Safety-first GitOps operations for ArgoCD via the Model Context Protocol. Enables listing, diagnosing, syncing, and managing ArgoCD applications with progressive disclosure and defense-in-depth security.

Category
Visit Server

README

     _____                  _____ ____    __  __  _____ _____
    /  _  \_______ _____   / ____|  _ \  |  \/  |/ ____| __ \
   /  /_\  \_  __ \_  __ \| |    | | | | | \  / | |    |  _) |
  /    |    \  | \/ | | | | |    | |_| | | |\/| | |    |  __/
  \____|____/__|    |_| |_|\_____|____/  |_|  |_|\_____|_|

         ╔═══════════════════════════════════════╗
         ║  S A F E T Y   F I R S T   G I T O P S ║
         ╚═══════════════════════════════════════╝

ArgoCD MCP Server

Safety-first GitOps operations for ArgoCD via the Model Context Protocol.

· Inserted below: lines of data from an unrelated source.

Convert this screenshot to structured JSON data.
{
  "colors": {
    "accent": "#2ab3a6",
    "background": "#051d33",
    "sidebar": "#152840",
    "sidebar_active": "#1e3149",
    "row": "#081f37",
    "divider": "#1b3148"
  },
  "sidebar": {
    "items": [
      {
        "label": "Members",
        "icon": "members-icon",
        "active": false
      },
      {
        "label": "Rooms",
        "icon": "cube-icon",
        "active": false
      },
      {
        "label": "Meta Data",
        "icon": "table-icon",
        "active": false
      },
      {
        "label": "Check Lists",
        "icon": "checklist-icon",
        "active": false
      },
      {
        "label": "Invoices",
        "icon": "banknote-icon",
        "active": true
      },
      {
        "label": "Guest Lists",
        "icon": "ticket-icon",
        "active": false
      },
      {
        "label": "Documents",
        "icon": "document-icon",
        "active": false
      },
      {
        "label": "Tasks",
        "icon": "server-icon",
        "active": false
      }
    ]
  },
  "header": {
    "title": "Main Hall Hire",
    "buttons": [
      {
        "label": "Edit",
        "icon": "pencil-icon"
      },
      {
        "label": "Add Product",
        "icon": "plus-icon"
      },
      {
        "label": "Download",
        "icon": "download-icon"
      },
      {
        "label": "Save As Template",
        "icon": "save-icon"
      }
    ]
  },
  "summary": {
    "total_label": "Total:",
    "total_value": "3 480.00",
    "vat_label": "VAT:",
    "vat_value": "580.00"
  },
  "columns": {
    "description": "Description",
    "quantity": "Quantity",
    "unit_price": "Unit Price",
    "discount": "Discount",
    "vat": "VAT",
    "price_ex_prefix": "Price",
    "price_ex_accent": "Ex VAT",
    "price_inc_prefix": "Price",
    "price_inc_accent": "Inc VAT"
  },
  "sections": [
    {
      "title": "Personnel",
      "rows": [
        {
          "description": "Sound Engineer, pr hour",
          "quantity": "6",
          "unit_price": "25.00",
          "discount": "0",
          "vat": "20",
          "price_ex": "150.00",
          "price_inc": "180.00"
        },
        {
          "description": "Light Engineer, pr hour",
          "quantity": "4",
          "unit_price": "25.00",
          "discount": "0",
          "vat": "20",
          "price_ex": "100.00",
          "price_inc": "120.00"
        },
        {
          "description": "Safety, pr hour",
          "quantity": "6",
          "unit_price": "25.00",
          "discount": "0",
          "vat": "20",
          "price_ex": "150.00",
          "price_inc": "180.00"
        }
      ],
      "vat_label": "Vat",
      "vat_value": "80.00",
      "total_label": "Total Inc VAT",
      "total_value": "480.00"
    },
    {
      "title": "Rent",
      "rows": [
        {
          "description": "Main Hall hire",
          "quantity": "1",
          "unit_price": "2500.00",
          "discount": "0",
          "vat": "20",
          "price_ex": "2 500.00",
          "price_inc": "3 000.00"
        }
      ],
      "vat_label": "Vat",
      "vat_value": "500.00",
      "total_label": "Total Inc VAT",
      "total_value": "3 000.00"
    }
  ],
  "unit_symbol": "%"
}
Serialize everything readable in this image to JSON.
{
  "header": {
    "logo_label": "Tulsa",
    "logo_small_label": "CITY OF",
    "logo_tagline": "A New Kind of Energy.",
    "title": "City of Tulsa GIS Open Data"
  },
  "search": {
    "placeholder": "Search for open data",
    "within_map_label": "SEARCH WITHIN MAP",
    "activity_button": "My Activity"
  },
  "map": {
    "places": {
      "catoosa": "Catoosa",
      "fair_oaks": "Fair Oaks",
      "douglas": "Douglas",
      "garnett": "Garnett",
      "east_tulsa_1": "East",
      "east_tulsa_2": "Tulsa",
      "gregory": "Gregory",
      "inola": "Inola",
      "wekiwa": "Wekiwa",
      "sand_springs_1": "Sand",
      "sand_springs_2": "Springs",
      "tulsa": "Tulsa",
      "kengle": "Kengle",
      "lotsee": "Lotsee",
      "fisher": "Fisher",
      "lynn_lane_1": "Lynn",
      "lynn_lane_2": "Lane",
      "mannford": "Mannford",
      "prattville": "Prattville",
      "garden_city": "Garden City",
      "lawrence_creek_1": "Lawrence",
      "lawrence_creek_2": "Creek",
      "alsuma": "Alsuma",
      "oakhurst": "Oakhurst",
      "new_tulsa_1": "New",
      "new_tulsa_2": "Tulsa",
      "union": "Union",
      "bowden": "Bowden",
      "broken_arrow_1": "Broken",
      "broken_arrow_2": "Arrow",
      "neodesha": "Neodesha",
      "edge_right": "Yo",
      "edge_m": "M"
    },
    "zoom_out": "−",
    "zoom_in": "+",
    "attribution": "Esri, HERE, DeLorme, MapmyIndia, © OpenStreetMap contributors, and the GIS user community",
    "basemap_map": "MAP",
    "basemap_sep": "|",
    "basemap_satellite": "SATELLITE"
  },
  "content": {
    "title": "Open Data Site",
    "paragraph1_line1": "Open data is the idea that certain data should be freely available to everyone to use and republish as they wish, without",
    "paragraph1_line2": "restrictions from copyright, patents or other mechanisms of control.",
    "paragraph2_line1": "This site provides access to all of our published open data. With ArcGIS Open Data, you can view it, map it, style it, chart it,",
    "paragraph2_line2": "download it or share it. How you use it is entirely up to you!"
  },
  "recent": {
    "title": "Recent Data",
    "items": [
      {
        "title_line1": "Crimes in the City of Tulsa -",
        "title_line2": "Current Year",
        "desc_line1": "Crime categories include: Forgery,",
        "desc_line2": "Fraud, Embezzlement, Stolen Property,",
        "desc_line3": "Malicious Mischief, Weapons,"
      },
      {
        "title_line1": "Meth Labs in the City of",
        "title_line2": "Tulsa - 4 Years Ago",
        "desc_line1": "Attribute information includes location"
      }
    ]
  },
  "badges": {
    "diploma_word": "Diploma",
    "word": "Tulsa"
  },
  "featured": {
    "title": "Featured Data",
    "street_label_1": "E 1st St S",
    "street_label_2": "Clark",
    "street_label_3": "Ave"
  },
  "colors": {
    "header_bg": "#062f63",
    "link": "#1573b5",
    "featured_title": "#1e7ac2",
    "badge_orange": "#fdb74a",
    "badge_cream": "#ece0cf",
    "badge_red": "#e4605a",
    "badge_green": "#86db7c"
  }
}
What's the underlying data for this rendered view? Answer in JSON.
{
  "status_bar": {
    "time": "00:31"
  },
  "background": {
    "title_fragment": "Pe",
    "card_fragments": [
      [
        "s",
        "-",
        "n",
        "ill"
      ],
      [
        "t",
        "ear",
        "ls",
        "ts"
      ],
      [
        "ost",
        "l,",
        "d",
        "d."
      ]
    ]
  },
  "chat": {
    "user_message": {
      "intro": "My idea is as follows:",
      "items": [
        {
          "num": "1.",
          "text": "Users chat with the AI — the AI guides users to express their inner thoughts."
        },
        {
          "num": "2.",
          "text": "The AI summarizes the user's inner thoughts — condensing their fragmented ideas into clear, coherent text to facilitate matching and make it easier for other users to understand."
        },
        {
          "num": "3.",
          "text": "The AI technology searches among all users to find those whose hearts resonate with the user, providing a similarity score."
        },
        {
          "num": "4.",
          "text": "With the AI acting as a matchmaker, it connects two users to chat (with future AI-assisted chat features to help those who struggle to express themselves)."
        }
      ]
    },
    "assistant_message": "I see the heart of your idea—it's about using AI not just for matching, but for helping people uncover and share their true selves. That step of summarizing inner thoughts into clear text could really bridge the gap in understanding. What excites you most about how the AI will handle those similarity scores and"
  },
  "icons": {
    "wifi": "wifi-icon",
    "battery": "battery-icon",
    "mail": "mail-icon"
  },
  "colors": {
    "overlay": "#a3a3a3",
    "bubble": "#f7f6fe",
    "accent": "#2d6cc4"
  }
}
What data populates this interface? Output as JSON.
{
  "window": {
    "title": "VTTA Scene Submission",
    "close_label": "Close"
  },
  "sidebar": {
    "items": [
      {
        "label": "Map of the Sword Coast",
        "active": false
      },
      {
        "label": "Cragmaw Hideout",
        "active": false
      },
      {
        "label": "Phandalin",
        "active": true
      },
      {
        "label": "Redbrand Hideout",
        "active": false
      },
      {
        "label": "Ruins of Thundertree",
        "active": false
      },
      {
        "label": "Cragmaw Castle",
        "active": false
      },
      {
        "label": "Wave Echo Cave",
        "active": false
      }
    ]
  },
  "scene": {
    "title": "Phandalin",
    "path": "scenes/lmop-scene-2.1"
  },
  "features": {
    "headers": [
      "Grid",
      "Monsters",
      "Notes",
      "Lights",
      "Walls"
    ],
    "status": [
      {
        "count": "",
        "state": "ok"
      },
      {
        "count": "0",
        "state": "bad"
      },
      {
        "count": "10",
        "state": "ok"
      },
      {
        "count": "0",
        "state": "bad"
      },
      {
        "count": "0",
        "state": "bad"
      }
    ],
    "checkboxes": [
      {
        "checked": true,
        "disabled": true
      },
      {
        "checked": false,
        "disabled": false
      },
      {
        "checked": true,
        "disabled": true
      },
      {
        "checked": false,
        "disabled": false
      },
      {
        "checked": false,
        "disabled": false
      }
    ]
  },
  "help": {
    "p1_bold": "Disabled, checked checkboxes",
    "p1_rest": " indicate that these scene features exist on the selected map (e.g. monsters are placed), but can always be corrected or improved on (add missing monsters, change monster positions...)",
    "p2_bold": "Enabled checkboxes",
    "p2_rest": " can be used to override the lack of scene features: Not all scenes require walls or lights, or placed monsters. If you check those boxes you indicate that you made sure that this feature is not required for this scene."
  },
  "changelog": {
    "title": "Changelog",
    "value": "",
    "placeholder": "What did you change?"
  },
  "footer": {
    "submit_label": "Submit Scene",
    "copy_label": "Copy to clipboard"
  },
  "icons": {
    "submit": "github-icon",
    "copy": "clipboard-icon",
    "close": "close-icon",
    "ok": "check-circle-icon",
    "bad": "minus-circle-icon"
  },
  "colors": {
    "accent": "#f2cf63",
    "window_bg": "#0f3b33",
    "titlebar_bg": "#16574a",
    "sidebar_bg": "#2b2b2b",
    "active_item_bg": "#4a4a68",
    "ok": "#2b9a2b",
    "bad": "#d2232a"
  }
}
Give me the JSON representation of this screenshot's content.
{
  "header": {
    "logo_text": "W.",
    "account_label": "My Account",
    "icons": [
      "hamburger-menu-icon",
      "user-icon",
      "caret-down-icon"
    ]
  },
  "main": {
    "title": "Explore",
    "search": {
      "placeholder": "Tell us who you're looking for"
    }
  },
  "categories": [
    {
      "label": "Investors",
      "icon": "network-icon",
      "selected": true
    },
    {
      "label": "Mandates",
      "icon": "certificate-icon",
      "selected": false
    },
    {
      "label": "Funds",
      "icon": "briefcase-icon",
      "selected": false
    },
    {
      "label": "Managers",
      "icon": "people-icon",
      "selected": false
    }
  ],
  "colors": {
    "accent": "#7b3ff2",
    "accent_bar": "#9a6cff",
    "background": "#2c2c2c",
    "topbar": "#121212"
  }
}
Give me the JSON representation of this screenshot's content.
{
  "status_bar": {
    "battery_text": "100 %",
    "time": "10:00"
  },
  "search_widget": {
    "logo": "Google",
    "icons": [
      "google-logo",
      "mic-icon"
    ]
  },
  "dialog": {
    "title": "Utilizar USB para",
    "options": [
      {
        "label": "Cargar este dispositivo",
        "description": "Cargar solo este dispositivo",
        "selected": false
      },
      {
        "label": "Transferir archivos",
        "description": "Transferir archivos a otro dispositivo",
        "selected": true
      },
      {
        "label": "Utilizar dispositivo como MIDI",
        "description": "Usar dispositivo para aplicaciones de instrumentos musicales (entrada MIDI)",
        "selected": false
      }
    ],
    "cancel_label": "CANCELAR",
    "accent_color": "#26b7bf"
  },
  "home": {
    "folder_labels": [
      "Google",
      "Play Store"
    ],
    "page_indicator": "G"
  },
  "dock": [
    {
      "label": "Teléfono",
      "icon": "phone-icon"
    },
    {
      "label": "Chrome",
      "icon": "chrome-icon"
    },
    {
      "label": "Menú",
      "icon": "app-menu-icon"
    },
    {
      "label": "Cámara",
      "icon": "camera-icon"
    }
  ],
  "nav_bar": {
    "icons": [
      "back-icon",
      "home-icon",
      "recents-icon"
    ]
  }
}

License Python MCP Code style: ruff Type checked: mypy Pre-commit


Why This Exists

"95% of MCP servers are garbage."

We built this because we were tired of:

The Empty Error Message Problem. You sync an app. It fails. The error? "Sync failed." Thanks, very helpful. Meanwhile, the actual cause is buried across three different Kubernetes events, two pod logs, and a misconfigured HPA that nobody told you about. Our diagnose_sync_failure tool aggregates all of that into one coherent analysis.

The "Oops, I Deleted Production" Problem. Most MCP servers treat every operation the same. Read a deployment? Same as deleting a namespace! We implement defense-in-depth: read-only by default, writes require explicit opt-in, destructive operations require typing the resource name twice. Because at 3 AM, you don't need an LLM with root access to your production cluster.

The YAML Fatigue Problem. When you have 47 applications across 12 clusters, the ArgoCD UI becomes a slideshow. We built this for SREs who live in terminals and need answers fast: "What's broken in prod?" should return an answer, not a loading spinner.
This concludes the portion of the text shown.